A report from Bloomberg on New York. “In pricey Manhattan, having a roommate or two is a traditional rite of passage. Now, as the city empties out and rents plummet, even recent college graduates are finding they can afford to live solo. In October, Manhattan studio rents tumbled 17 per cent from a year earlier to a median of $2,245 – the lowest since 2011, data from appraiser Miller Samuel Inc. and Douglas Elliman Real Estate show. Incentives such as free months and payment of brokers’ fees brought the median down even further, to $2,069.”

“‘I honestly never thought I was going to be able to afford a studio or one-bedroom apartment until, maybe, my late 20s,’ said Ines Montfajon, 23, who’s relocating from a Greenwich Village share to a Lower East Side studio for about $100 more a month than she currently pays. Montfajon negotiated the asking rent down to to $1,700, then when she said she’d rather pay $1,685, the landlord’s broker, eager to close the deal in lean times, personally paid her the difference for the entire 15-month lease, she said.”

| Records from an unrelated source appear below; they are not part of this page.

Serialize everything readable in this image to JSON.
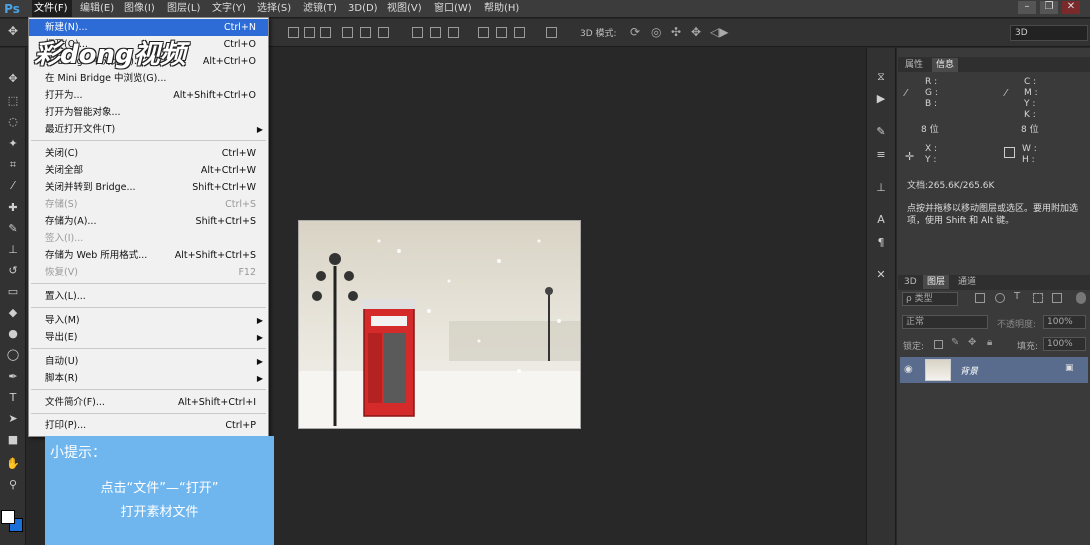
{
  "app": {
    "logo": "Ps"
  },
  "menubar": {
    "items": [
      "文件(F)",
      "编辑(E)",
      "图像(I)",
      "图层(L)",
      "文字(Y)",
      "选择(S)",
      "滤镜(T)",
      "3D(D)",
      "视图(V)",
      "窗口(W)",
      "帮助(H)"
    ],
    "window_buttons": [
      "–",
      "❐",
      "✕"
    ]
  },
  "options_bar": {
    "mode3d_label": "3D 模式:",
    "workspace_select": "3D"
  },
  "file_menu": {
    "items": [
      {
        "label": "新建(N)...",
        "shortcut": "Ctrl+N"
      },
      {
        "label": "打开(O)...",
        "shortcut": "Ctrl+O"
      },
      {
        "label": "在 Bridge 中浏览(B)...",
        "shortcut": "Alt+Ctrl+O"
      },
      {
        "label": "在 Mini Bridge 中浏览(G)...",
        "shortcut": ""
      },
      {
        "label": "打开为...",
        "shortcut": "Alt+Shift+Ctrl+O"
      },
      {
        "label": "打开为智能对象...",
        "shortcut": ""
      },
      {
        "label": "最近打开文件(T)",
        "shortcut": ""
      },
      {
        "label": "关闭(C)",
        "shortcut": "Ctrl+W"
      },
      {
        "label": "关闭全部",
        "shortcut": "Alt+Ctrl+W"
      },
      {
        "label": "关闭并转到 Bridge...",
        "shortcut": "Shift+Ctrl+W"
      },
      {
        "label": "存储(S)",
        "shortcut": "Ctrl+S"
      },
      {
        "label": "存储为(A)...",
        "shortcut": "Shift+Ctrl+S"
      },
      {
        "label": "签入(I)...",
        "shortcut": ""
      },
      {
        "label": "存储为 Web 所用格式...",
        "shortcut": "Alt+Shift+Ctrl+S"
      },
      {
        "label": "恢复(V)",
        "shortcut": "F12"
      },
      {
        "label": "置入(L)...",
        "shortcut": ""
      },
      {
        "label": "导入(M)",
        "shortcut": ""
      },
      {
        "label": "导出(E)",
        "shortcut": ""
      },
      {
        "label": "自动(U)",
        "shortcut": ""
      },
      {
        "label": "脚本(R)",
        "shortcut": ""
      },
      {
        "label": "文件简介(F)...",
        "shortcut": "Alt+Shift+Ctrl+I"
      },
      {
        "label": "打印(P)...",
        "shortcut": "Ctrl+P"
      }
    ]
  },
  "watermark": "彩dong视频",
  "tip": {
    "title": "小提示：",
    "line1": "点击“文件”—“打开”",
    "line2": "打开素材文件"
  },
  "panels": {
    "top_tabs": [
      "属性",
      "信息"
    ],
    "info": {
      "r": "R :",
      "g": "G :",
      "b": "B :",
      "c": "C :",
      "m": "M :",
      "y": "Y :",
      "k": "K :",
      "bits_left": "8 位",
      "bits_right": "8 位",
      "x": "X :",
      "ycoord": "Y :",
      "w": "W :",
      "h": "H :",
      "doc": "文档:265.6K/265.6K",
      "desc": "点按并拖移以移动图层或选区。要用附加选项，使用 Shift 和 Alt 键。"
    },
    "layer_tabs": [
      "3D",
      "图层",
      "通道"
    ],
    "layers": {
      "filter_kind": "ρ 类型",
      "blend_mode": "正常",
      "opacity_label": "不透明度:",
      "opacity_value": "100%",
      "lock_label": "锁定:",
      "fill_label": "填充:",
      "fill_value": "100%",
      "layer_name": "背景"
    }
  }
}
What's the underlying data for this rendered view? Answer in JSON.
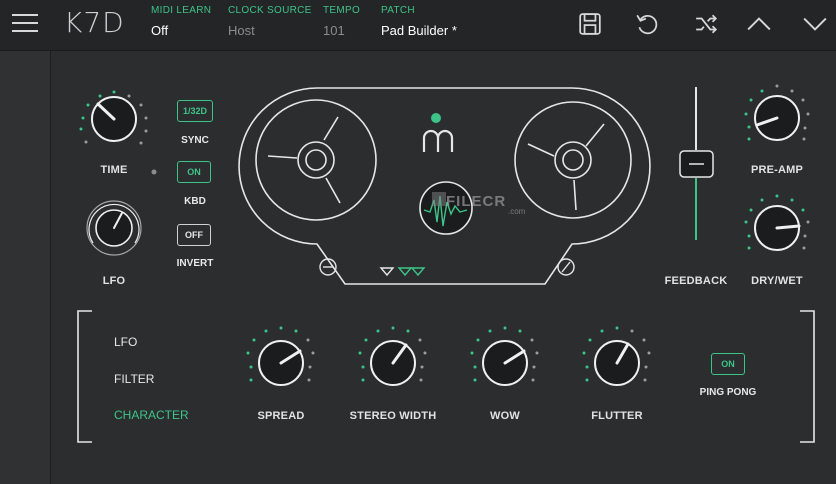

The San Francisco Chronicle in California. “Apartment vacancy rates have more than doubled since last year in the San Francisco rental market, as many tenants have deserted the market during the coronavirus pandemic. Not only do renters suddenly have more options, but the spike in supply has caused prices to plummet and put them in a rare position of power in the historically competitive market, analysts say.”

“‘For the first time in a long time, they hold some leverage in the market,’ said Rob Warnock, a research associate at listings service Apartment List. ‘With more options to choose from, they can be more selective and they have more opportunities to negotiate their rent payments, knowing landlords have a greater-than-usual number of vacancies to fill.’”

From Socket Site in California. “With the average asking rent for a studio apartment in San Francisco having slipped below $2,000 a month for the first time in nearly a decade earlier this month, the average asking rent for a one-bedroom apartment in the city has since slipped under $2,700 a month for the first time since 2012. As such, the average asking rent for a one-bedroom in San Francisco has dropped nearly 25 percent since the end of February and is down around 27 percent from the local market’s peak in 2015, driven by a sharp increase in vacancy rates (which continue to climb).”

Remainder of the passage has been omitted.